Ta wiadomość niedawno wstrząsnęła branżą internetową. Mało znana i niewielka firma z Nowego Jorku Betaworks kupiła Digg za 0,5 mln dol. A jeszcze sześć lat temu potężna News Corp. Ruperta Murdocha chciała zapłacić za ten społecznościowy serwis umożliwiający ocenę informacji opublikowanych w innych portalach 60 mln dol., zaś chwilę później o mały włos nie została domknięta umowa z Google’em opiewająca na, bagatela, 200 mln dol. – Digg to przebrzmiała sprawa. A zresztą teraz jestem zajęty czymś zupełnie nowym – podsumowuje całą sytuację Rose, którego w 2006 roku magazyn „Business Week” umieścił na okładce, krzycząc tytułem: „Oto dzieciak, który zarobił 60 mln dol. w 18 miesięcy”, i obwołał „królem internetu”.
Ten spokój w obliczu niezarobienia fortuny może dziwić (w tamtym czasie należało do niego 60 proc. udziałów w Digg). Ale Rose dał się już kilkakrotnie poznać jak osoba, która nic a nic nie przejmuje się utraconymi szansami. Tak było choćby z jego kolejnymi start-upami, które zaniedbał: Pownce (dziś na jego pomyśle krocie zarabia Dropbox, szybko zyskująca na popularności usługa w chmurze umożliwiająca dzielenie się dokumentami oraz ich synchronizację) czy WeFollow (obecnie to część Twittera). – Gdy jest znudzony jednym projektem, natychmiast zabiera się za coś zupełnie innego. Nikt i nic nie jest w stanie odwieść go od tego działania – mówi jeden z jego byłych współpracowników. Ale właśnie ta ucieczka przed nudą dała początek jego sukcesowi. I wciąż go napędza.
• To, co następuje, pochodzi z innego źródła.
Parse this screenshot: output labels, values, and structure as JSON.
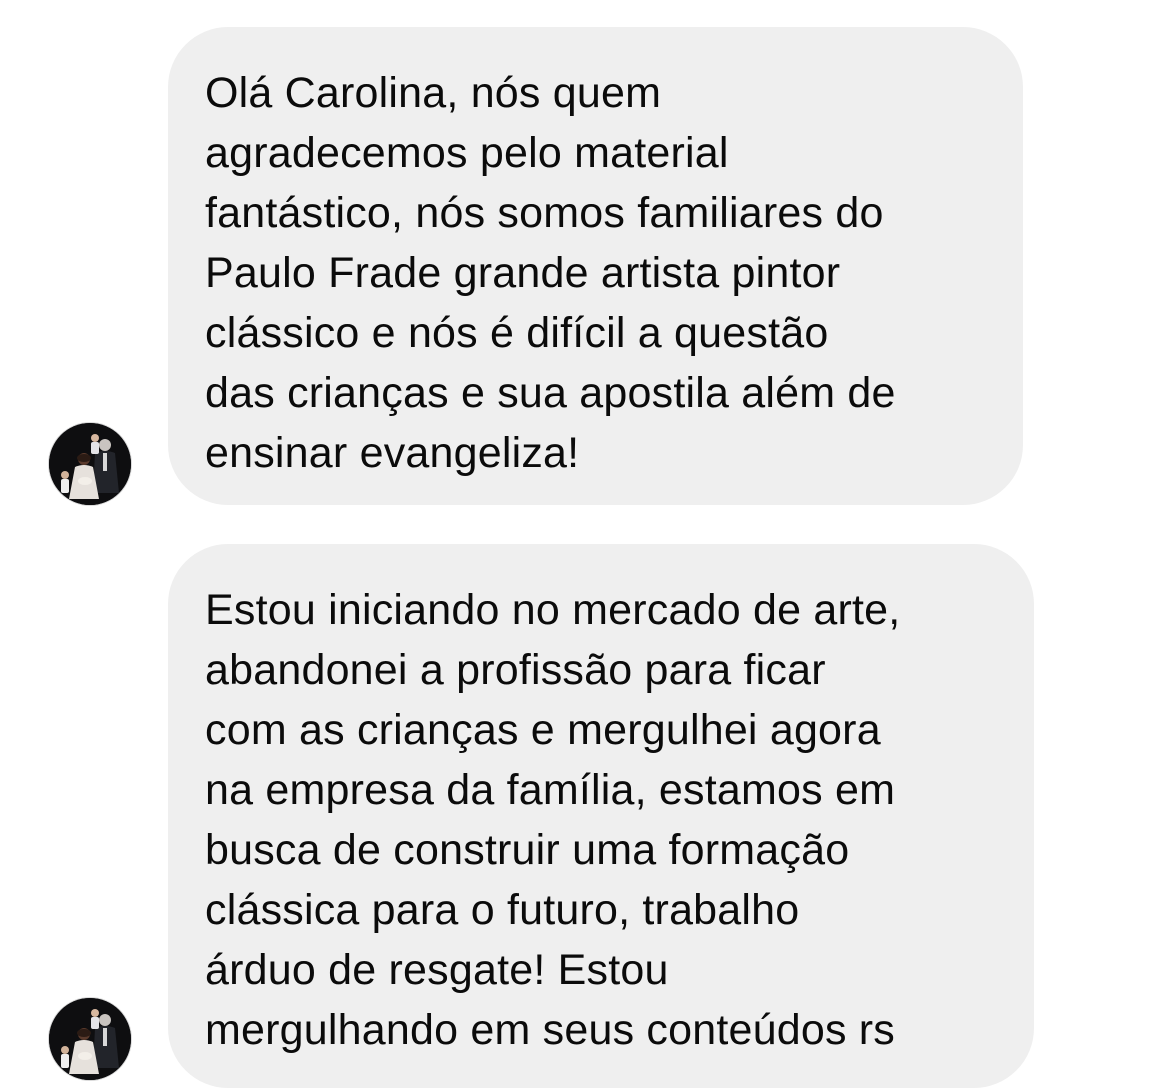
{
  "messages": [
    {
      "lines": [
        "Olá Carolina, nós quem",
        "agradecemos pelo material",
        "fantástico, nós somos familiares do",
        "Paulo Frade grande artista pintor",
        "clássico e nós é difícil a questão",
        "das crianças e sua apostila além de",
        "ensinar evangeliza!"
      ]
    },
    {
      "lines": [
        "Estou iniciando no mercado de arte,",
        "abandonei a profissão para ficar",
        "com as crianças e mergulhei agora",
        "na empresa da família, estamos em",
        "busca de construir uma formação",
        "clássica para o futuro, trabalho",
        "árduo de resgate! Estou",
        "mergulhando em seus conteúdos rs"
      ]
    }
  ],
  "colors": {
    "bubble_background": "#efefef",
    "text": "#0b0b0b",
    "page_background": "#ffffff"
  },
  "avatar": {
    "icon": "family-photo-avatar"
  }
}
Nic, ale to naprawdę nic nie zapowiadało przyszłego sukcesu. Rose nie był genialnym dzieckiem, które zamiast czytania bajek wolało bawić się komputerami. Fakt, lubił je i z tego powodu wybrał ostatecznie informatykę na uniwersytecie w Las Vegas w Nevadzie. Ale nie miał w sobie wystarczającej cierpliwości, by je ukończyć: rzucił je w 1998 roku. Zaczepił się w TechTV, telewizyjnej stacji dla komputerowych geeków, w której został serwisantem sprzętu IT. Mało ambitne zajęcie.
Reklama
Pewnego dnia udało mu się dotrzeć do informacji o kolejnych lukach w systemie Windows, więc dano mu szansę na wystąpienie na żywo przed kamerami. Jak na żółtodzioba wypadł na tyle dobrze, że zaproponowano mu awans. Został asystentem producenta programu „The Screen Savers”, w tamtym czasie był to jeden z najpopularniejszych cykli dla miłośników komputerów. – Ale praca dla kogoś nigdy mi nie leżała. Zawsze chciałem zostać przedsiębiorcą, by móc realizować własne marzenia – opowiadał po latach.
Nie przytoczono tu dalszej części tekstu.